Sein Plan: 2032 wird der Olympia-Besucher, der von Köln nach Aachen zu den Reitwettbewerben will, seinen Pkw nicht brauchen. Er wird in einem emissionsfreien „People Mover“ transportiert, das mit Besuchern gefüllt ist, die ihren Wunsch vernetzt über eine App abgeglichen haben. Er reist dann mit der Eisenbahn weiter und wird schließlich dort erneut auf Bestellung abgeholt und bei der Dressur abgesetzt. „Unterwegs können sie komfortabel und emissionsfrei reisen und die ganze Zeit etwas anderes machen. Sie werden nicht mehr auf die Idee kommen, mit dem Pkw zu reisen.“ Schuh hat eine echte Vision entwickelt, die Charme hat: Sie handelt von einem Testfeld für vernetzte Mobilität in der Rhein-Ruhr-City für 2032, für das die Bundesnetzagentur nach seinen Vorstellungen Lizenzen vergeben sollte: Große Unternehmen würden dann investieren und ihre Fähigkeit unter Beweis stellen – und gleichzeitig den Steuerzahler entlasten. Deutschland regelt und normt die vernetzte Mobilität, als Modell für die Welt. Schuhs Vision klingt vielversprechend. Aber wird sie auch Wahrheit?

NRW-Ministerpräsident Armin Laschet, dem angesichts aller zeitgleichen Energiewenden und politischen Umwälzungen wie amerikanischem Protektionismus und Brexit um ihn herum langsam die Ohren klingeln, hört diese Vision zwar fortwährend mit weniger Enthusiasmus, stattdessen mit abwartendem Wohlwollen  und Realismus, aber er hört sie auch ganz gern: Laschet spricht vor dem Professor an diesem Tag und entwirft dabei seine eigene Vision von Olympia, die den vorsichtigen Umgang des Politikers mit einem ausgesprochenen Streitthema kennzeichnet, das die Bevölkerung noch gutheißen muss: „Vielleicht wird es gelingen, das Ganze kostenneutral zu gestalten“, sagt der Aachener an diesem Tag in seiner Heimatstadt. Gerade habe er sich mit der französischen Sportministerin getroffen, und in Paris, bei den Sommerspielen 2024 werde, so habe er erfahren, eben jene Kostenneutralität angestrebt. Manchmal kann das Leben so leicht sein.

Später sagt Laschet: Wenn es am Ende 2032 dann doch kein Olympia gebe in NRW, dann habe man doch immerhin schon mal ein „schlüssiges Verkehrskonzept“ der Zukunft. Was will ein Ministerpräsident schon mehr? „Schnelle Verfahrensbewilligungen durch Entfesselung – und Anschubfinanzierung“, sagt der ThyssenKrupp-Mann später, das sei es, was Politik erledigen könne. Laschet wäre es ganz recht, wenn es dabei bliebe.

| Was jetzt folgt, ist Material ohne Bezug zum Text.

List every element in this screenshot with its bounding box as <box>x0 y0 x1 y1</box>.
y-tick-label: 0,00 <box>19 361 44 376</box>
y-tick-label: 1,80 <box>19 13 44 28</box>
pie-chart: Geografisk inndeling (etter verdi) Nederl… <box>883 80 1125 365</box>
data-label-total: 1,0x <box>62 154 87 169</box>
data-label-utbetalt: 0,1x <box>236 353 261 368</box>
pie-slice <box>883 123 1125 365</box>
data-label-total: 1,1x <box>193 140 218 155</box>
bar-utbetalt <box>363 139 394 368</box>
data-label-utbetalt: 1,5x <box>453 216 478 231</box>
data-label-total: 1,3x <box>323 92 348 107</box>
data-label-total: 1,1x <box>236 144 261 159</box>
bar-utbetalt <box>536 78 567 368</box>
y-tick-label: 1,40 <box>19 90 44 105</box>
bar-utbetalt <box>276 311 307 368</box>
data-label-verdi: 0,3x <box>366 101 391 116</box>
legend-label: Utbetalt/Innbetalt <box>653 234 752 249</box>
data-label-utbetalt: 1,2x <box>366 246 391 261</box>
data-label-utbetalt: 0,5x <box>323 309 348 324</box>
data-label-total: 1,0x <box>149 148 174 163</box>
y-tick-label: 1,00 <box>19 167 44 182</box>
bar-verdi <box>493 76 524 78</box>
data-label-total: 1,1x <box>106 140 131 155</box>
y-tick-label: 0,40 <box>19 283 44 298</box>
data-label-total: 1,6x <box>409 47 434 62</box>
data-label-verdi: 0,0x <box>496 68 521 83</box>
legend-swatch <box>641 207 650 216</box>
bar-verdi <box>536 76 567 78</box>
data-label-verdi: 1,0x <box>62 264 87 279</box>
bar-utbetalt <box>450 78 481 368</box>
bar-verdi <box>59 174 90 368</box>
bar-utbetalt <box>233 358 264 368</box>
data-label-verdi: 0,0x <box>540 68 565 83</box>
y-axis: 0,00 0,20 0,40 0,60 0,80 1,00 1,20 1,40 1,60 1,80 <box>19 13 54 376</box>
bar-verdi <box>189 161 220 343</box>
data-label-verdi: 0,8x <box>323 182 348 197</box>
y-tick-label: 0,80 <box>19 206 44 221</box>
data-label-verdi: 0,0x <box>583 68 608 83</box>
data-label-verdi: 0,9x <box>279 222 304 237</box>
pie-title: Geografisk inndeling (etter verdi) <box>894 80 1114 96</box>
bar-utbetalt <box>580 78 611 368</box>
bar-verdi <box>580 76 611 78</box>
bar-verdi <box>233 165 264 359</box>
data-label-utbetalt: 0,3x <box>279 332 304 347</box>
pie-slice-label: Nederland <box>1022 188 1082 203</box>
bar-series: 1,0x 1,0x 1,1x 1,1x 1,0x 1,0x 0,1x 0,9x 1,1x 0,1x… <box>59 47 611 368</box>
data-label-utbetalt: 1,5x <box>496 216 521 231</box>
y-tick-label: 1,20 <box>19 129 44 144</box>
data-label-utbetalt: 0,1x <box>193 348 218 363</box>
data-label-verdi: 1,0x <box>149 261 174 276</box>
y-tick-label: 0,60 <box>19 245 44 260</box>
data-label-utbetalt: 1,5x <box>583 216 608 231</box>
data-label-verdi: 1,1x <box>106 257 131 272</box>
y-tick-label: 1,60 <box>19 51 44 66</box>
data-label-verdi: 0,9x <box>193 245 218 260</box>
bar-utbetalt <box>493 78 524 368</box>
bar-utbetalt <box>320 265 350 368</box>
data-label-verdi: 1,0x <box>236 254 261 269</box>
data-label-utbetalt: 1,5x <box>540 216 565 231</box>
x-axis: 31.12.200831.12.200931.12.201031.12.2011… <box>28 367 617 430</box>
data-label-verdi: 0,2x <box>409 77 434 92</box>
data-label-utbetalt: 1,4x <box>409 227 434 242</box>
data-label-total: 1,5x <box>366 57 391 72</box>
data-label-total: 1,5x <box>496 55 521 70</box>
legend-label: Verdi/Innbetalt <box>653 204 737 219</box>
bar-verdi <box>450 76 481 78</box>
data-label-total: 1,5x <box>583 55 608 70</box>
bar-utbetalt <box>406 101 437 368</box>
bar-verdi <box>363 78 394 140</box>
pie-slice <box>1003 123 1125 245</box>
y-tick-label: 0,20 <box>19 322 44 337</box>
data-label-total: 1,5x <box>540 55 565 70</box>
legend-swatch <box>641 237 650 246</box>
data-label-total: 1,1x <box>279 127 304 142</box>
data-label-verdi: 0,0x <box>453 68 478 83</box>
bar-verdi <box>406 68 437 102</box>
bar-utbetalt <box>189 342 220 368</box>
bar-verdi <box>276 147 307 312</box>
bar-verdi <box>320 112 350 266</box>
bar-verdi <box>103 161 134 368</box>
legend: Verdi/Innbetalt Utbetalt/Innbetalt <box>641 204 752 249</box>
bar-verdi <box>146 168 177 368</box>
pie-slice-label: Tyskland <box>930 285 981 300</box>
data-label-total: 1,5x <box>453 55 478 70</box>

Aber auch er weiß, dass es noch ein bisschen mehr brauchen wird, wenn es hart auf hart kommt. Wenn aus einem kühnen Plan Wirklichkeit würde. Erst kürzlich hatte er mit Mronz selbst für die NRW-Idee bei IOC-Chef Thomas Bach in Lausanne geworben. Inzwischen ist eine Carta verabschiedet, nach der sich Regionen statt ausschließlich Städte bewerben dürfen, nach der es auch weniger Verlierer-Städte und mehr von jenen geben soll, auf die das IOC frühzeitig zugeht. Vielleicht, sagt einer auf dem Kongress, kommt das IOC irgendwann an unserer Bewerbung gar nicht mehr vorbei. Günther Schuh hält das tatsächlich für möglich: Man brauche, sagt er, eine konvergente Idee für die ganze Region, keine individuellen Lösungen. „Und ich erlebe bei meinen vielen Gesprächen in den Städten, dass alle begeistert mitmachen wollen.“ Und dann geht die Stimme des Professors wieder nach oben. Nach ganz oben.